Wednesday, April 28, 2010

PETA KOMPETENSI DAN PROFESI PWK/Planologi

Oleh Risfan Munir

Tulisan ini dimaksud untuk retrospeksi atas pengalaman belajar, bekerja dan mengamati teman-teman sebagai Planner, Planolog, atau Ahli PWK. Tidak ada maksud mempertanyakan atau menggugat sesuatu. Melihat ilmu dan profesi bisa dari Kurikulum (bekal sekolah)nya, juga dari kiprah Keprofesian atau pekerjaan alumni sekolahnya.

Kompetensi (Bekal Ilmu)

Melihat gambar pohon PWK (perencanaan wilayah & kota) di bawah, secera diagram sederhana jelas bahwa akar atau bekal dasar ilmu PWK berasal dari sumber-sumber ilmu basic Lingkungan, Kebumian (geologi, geodesi, geografi), Engineering (sipil), Ekonomi, Demografi, Sosial, Budaya (arsitek, anthropologi), Manajemen, Hukum, MKDU (mata kuliah dasar umum).

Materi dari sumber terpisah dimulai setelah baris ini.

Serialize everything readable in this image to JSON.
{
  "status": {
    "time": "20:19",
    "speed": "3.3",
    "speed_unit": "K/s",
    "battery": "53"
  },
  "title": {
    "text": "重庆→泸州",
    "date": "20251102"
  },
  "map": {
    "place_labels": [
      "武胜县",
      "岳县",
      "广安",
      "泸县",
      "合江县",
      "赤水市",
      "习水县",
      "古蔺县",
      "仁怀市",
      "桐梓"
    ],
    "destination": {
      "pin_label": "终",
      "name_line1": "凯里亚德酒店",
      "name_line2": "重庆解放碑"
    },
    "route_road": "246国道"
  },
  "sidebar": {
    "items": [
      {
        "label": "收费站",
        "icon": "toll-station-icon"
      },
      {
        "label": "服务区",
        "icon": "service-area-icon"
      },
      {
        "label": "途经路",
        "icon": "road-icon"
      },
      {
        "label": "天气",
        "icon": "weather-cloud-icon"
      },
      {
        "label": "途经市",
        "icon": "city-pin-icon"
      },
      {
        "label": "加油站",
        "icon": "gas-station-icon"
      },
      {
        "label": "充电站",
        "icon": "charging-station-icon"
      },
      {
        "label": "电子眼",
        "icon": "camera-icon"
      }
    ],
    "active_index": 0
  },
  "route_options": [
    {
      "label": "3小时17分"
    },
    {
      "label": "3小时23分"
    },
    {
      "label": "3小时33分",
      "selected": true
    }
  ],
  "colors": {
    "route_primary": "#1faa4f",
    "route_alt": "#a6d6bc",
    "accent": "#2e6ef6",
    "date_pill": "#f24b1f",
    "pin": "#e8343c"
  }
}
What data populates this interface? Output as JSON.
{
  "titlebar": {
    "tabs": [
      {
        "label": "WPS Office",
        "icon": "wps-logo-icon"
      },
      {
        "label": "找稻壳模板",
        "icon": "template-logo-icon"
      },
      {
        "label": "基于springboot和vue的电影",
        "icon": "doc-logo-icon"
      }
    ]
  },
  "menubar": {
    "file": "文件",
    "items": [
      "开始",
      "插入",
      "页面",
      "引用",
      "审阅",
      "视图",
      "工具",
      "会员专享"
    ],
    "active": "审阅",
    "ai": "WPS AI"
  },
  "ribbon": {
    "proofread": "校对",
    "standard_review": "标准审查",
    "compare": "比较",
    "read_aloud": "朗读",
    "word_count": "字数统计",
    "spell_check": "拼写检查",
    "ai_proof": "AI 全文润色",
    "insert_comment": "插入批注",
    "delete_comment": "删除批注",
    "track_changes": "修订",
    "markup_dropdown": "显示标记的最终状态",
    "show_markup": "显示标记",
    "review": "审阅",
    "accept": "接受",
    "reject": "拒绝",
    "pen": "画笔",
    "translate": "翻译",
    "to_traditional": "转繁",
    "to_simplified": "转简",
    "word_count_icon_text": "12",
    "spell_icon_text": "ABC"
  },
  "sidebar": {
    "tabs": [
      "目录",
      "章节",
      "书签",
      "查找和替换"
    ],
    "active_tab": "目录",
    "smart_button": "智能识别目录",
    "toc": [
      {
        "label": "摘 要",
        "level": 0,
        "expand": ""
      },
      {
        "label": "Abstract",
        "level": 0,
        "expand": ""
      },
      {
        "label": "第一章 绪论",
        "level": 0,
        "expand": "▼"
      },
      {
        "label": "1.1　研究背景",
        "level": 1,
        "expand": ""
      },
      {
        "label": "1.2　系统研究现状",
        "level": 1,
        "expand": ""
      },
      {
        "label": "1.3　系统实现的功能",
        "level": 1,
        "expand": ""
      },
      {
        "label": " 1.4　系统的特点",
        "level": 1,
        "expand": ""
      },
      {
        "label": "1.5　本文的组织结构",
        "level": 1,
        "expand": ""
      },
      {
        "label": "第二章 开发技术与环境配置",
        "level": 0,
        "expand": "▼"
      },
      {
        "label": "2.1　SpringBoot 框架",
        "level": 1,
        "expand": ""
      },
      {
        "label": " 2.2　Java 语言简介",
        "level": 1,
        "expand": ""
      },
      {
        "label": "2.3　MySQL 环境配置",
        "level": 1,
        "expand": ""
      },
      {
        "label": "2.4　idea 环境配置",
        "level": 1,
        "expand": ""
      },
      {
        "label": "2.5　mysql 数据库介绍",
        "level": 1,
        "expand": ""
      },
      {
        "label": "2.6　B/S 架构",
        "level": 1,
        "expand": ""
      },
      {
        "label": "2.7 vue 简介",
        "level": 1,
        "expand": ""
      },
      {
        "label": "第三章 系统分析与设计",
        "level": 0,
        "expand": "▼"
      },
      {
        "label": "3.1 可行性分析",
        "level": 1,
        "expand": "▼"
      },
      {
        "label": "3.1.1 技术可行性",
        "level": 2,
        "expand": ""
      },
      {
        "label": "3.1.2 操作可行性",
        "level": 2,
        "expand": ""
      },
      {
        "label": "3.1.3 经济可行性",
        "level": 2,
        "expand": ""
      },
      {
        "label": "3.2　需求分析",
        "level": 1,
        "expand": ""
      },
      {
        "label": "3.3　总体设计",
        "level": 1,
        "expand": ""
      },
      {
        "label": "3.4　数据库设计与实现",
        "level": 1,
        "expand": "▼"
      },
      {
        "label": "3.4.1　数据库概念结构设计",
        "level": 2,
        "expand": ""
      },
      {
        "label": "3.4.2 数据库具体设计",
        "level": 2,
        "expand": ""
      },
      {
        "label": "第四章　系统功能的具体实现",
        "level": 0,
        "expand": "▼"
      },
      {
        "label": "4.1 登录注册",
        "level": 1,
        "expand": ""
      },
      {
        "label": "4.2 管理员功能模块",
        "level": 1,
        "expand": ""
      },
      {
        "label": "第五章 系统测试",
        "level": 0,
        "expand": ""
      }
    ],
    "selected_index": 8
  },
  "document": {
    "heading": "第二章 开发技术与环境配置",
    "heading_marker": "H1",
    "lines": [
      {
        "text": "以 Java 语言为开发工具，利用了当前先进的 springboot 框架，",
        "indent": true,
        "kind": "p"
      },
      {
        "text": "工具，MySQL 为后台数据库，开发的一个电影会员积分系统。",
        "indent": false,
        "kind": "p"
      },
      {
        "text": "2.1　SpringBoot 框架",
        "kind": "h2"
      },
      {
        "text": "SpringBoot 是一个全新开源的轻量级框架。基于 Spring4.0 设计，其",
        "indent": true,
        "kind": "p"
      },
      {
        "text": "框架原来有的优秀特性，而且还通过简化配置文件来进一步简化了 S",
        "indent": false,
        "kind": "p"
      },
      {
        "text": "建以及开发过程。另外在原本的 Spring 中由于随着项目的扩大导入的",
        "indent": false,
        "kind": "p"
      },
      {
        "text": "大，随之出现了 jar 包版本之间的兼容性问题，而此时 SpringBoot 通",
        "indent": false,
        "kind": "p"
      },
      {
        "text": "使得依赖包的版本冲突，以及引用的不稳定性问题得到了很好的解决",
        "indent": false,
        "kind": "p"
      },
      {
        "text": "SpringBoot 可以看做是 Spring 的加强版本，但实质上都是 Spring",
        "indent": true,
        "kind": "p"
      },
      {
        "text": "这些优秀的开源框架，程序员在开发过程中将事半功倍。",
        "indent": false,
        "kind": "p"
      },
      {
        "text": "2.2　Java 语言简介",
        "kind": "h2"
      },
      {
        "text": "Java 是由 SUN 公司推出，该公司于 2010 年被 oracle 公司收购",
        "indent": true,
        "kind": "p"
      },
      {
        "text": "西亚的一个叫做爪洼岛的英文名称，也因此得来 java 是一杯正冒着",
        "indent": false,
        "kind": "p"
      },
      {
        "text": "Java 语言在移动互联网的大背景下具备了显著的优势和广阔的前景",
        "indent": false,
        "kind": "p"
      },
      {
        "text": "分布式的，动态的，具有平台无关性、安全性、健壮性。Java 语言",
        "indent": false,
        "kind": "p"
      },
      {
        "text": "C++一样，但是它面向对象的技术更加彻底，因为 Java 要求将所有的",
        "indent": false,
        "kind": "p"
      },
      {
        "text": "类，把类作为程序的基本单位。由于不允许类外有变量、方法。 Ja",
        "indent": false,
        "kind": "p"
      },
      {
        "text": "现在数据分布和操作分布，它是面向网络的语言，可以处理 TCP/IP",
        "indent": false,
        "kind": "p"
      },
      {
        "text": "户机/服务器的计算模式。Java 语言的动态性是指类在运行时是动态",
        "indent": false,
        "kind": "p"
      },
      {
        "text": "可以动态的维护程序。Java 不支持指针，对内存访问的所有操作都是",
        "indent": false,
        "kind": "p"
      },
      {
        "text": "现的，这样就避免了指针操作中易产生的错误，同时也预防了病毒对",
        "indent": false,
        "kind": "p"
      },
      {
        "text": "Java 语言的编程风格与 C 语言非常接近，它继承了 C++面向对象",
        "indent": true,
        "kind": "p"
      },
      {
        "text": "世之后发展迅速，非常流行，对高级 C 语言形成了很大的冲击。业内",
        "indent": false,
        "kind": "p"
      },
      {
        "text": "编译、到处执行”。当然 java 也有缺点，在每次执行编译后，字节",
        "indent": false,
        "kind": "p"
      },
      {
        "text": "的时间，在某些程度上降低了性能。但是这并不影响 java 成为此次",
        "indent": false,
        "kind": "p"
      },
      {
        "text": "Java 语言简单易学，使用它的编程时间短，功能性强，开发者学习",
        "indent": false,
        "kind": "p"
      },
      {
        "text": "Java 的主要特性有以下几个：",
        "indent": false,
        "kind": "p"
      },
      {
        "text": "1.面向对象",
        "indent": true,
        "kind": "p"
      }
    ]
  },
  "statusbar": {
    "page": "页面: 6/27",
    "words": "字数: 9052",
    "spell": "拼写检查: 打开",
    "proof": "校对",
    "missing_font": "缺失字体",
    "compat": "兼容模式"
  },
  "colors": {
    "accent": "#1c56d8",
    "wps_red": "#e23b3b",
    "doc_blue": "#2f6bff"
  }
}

Dari bahan dasar yang multi bidang itu, diserap, diracik dengan ilmu gabungan (teori lokasi, urban/regional geography, urban/regional economic), Ilmu-ilmu gabungan/sintesis ini penting untuk menguasai ilmu (bahan adonan) wilayah/kota. Seperti insinyur mesin harus menguasai ilmu logam, sifat fisika dan kimianya, Planner juga harus menguasai teori lokasi (gabungan ekonomi dan geografi) untuk memahami persebaran penduduk, kegiatan ekonomi (tani, industri, dagang, jasa). Dalam implementasi skala kota atau wilayahnya. Sebagai dasar memahami land-use dan Struktur Ruang Kota dan Wilayah. Suka atau tidak “pertimbangan ekonomi” (terutama skala wilayah) adalah motivasi dasar manusia berlokasi, beraglomerasi. Hampir tidak ada kota di zaman sekarang yang tidak tumbuh, di datangi orang, karena motif “ekonomi” atau “diekonomikan” (kota wisata budaya misalnya).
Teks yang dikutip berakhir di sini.